175 km en 37h à 2.500 m d’altitude
Pascal Lété ne vit pas chez les Bisounours. Bien au contraire. Dans son (ex-)cabinet médical de la banlieue de Verviers (Petit-Rechain), il en a vu des petits patients se sédentariser, devenant des clients en puissance pour les maladies chroniques dont bon nombre pourraient être évitées à condition de se bouger. Alors, ce médecin fraîchement pensionné a sorti son vieux VTT, l’a affublé de sacoches pour y glisser tente et réchaud et il a roulé jusqu’à Chamonix (730 km en huit jours), d’où il s’est élancé, le 29 août à 17h45, pour l’UTMB 2025 (174 km autour du Mont-Blanc, 9.900 m de dénivelé positif). Il est arrivé 37h24 plus tard, lauréat de sa catégorie d’âge (65-69 ans). Alors, il a réenfourché sa bécane et il est rentré à la maison (Tinlot : 800 km). Mais cette fois en faisant l’école buissonnière, bivouaquant sous les étoiles dans les forêts du Jura.
« C’est un bel effort, pas un gros exploit », tempère-t-il en toute humilité. « L’an dernier, un sexagénaire a fait le tour en 25h ! Mais je suis content car les conditions climatiques étaient très difficiles cette année, avec deux cols à passer sous la neige. Il faisait très froid, il y avait beaucoup de vent, les descentes étaient particulièrement glissantes. » Quand même. Ils sont partis à près de 30, ils étaient quatre finishers sur la ligne d’arrivée...

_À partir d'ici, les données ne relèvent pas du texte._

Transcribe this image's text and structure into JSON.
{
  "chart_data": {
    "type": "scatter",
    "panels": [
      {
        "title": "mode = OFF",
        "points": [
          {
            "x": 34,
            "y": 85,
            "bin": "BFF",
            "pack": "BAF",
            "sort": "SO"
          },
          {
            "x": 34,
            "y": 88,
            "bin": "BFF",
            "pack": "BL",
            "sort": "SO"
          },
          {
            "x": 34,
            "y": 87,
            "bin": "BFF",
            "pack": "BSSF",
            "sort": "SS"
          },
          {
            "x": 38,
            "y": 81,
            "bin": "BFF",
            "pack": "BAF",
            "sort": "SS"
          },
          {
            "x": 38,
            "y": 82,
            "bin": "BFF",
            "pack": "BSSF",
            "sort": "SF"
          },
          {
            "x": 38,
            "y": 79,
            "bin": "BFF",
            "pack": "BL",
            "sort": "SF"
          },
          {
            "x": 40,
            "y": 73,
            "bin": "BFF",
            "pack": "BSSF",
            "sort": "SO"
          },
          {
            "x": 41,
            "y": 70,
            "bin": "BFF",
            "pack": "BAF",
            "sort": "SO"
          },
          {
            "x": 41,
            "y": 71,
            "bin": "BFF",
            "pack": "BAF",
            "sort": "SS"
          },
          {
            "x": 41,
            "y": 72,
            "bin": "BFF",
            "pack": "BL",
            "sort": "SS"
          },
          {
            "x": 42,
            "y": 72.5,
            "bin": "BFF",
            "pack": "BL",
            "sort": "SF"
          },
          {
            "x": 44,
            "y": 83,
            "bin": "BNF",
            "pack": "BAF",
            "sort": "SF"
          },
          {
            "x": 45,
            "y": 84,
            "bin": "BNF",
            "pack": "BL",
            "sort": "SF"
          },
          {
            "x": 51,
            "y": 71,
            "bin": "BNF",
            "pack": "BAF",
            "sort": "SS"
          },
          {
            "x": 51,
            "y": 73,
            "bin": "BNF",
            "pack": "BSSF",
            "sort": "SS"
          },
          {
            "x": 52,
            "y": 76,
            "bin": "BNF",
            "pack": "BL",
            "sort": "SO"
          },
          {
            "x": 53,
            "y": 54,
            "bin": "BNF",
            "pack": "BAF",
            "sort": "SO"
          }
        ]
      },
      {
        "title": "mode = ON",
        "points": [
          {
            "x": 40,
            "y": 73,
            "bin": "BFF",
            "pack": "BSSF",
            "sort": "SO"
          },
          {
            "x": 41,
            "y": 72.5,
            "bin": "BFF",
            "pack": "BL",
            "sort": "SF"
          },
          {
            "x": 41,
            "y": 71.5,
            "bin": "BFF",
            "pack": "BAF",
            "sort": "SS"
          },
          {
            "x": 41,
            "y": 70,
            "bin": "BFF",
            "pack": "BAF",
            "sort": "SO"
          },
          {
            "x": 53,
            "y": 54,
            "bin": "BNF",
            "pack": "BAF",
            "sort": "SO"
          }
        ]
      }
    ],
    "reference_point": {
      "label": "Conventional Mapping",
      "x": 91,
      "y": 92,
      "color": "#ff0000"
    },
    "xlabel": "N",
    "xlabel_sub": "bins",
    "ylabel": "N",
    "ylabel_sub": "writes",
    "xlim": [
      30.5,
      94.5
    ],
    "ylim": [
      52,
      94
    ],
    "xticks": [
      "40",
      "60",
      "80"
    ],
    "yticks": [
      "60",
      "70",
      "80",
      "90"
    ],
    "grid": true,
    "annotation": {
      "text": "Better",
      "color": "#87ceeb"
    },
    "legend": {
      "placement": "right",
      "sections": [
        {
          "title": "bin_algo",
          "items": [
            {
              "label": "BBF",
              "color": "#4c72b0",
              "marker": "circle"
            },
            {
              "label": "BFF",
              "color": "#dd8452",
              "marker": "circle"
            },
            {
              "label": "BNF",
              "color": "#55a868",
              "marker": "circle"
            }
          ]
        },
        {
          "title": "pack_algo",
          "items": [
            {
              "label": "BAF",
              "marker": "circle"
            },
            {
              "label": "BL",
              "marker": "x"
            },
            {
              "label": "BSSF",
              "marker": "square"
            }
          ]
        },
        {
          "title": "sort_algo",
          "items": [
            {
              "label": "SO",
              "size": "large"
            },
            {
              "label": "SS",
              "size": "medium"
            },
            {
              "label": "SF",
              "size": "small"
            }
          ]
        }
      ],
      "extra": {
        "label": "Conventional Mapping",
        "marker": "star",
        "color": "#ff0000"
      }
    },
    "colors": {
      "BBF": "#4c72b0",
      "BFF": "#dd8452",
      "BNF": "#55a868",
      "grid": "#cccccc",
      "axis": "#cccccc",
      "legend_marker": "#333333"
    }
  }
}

Son secret ? Une bonne préparation en amont. Se sachant sujet au mal d’altitude, il est arrivé quelques jours en avance pour passer trois nuits en refuge et s’acclimater. À l’écoute de son métabolisme mis à rude épreuve, il sait aussi gérer les troubles digestifs et piquer une micro-sieste à l’appel de Morphée quand la nuit n’en finit plus.
La régularité en ligne de mire
C’est sûrement un grand sportif de toujours, vous dites-vous sans doute. « Oui… enfin 1m74, ce n’est pas si grand que ça ! », rétorque-t-il en souriant. Puis, plus sérieusement : « J’ai toujours bougé. Petits, nous étions toujours dehors, en activité, sur son vélo, jamais devant la TV. J’ai eu le téléphone (fixe) à 18 ans quand je suis entré en médecine à l’UCL ! J’ai joué au foot jusqu’à 33 ans, puis j’ai commencé à faire des joggings de villages, genre 10km. Progressivement, je suis passé au semi-marathon, puis au marathon. » Et c’est ainsi que 12x42,5 km plus tard, il tombe en amour pour le trail, puis l’ultra trail (100+km). Entre-temps, ses enfants ont grandi et il peut partir courir en montagne. À son actif, désormais, la Diagonale des fous, le Tor des géants, le Marathon des sables, la Transgrancanaria, l’ultra trail de l'île de Madère, trois UTMB...
« Certes j'ai fait du sport toute ma vie, mais sans entraînement démesuré. Je n’ai jamais été dans l’excès, mais je n’ai jamais arrêté, même en hiver. C’est ainsi que j’ai pu faire une telle expédition à 67 ans. On a tous des aptitudes un peu différentes, mais chacun peut se mettre en mouvement à son rythme. » Si le Dr Lété prescrivait déjà de l’activité physique à ses patients bien avant le concept de ‘sport sur ordonnance’, aujourd’hui plus que jamais, il entend montrer l’exemple. Pour la santé publique. Pour la santé tant physique que mentale. « Il faut lutter contre l’inactivité au quotidien : aller au sport deux fois par semaine et ne pas bouger les autres jours n’est pas la solution. La régularité compte davantage que la performance. »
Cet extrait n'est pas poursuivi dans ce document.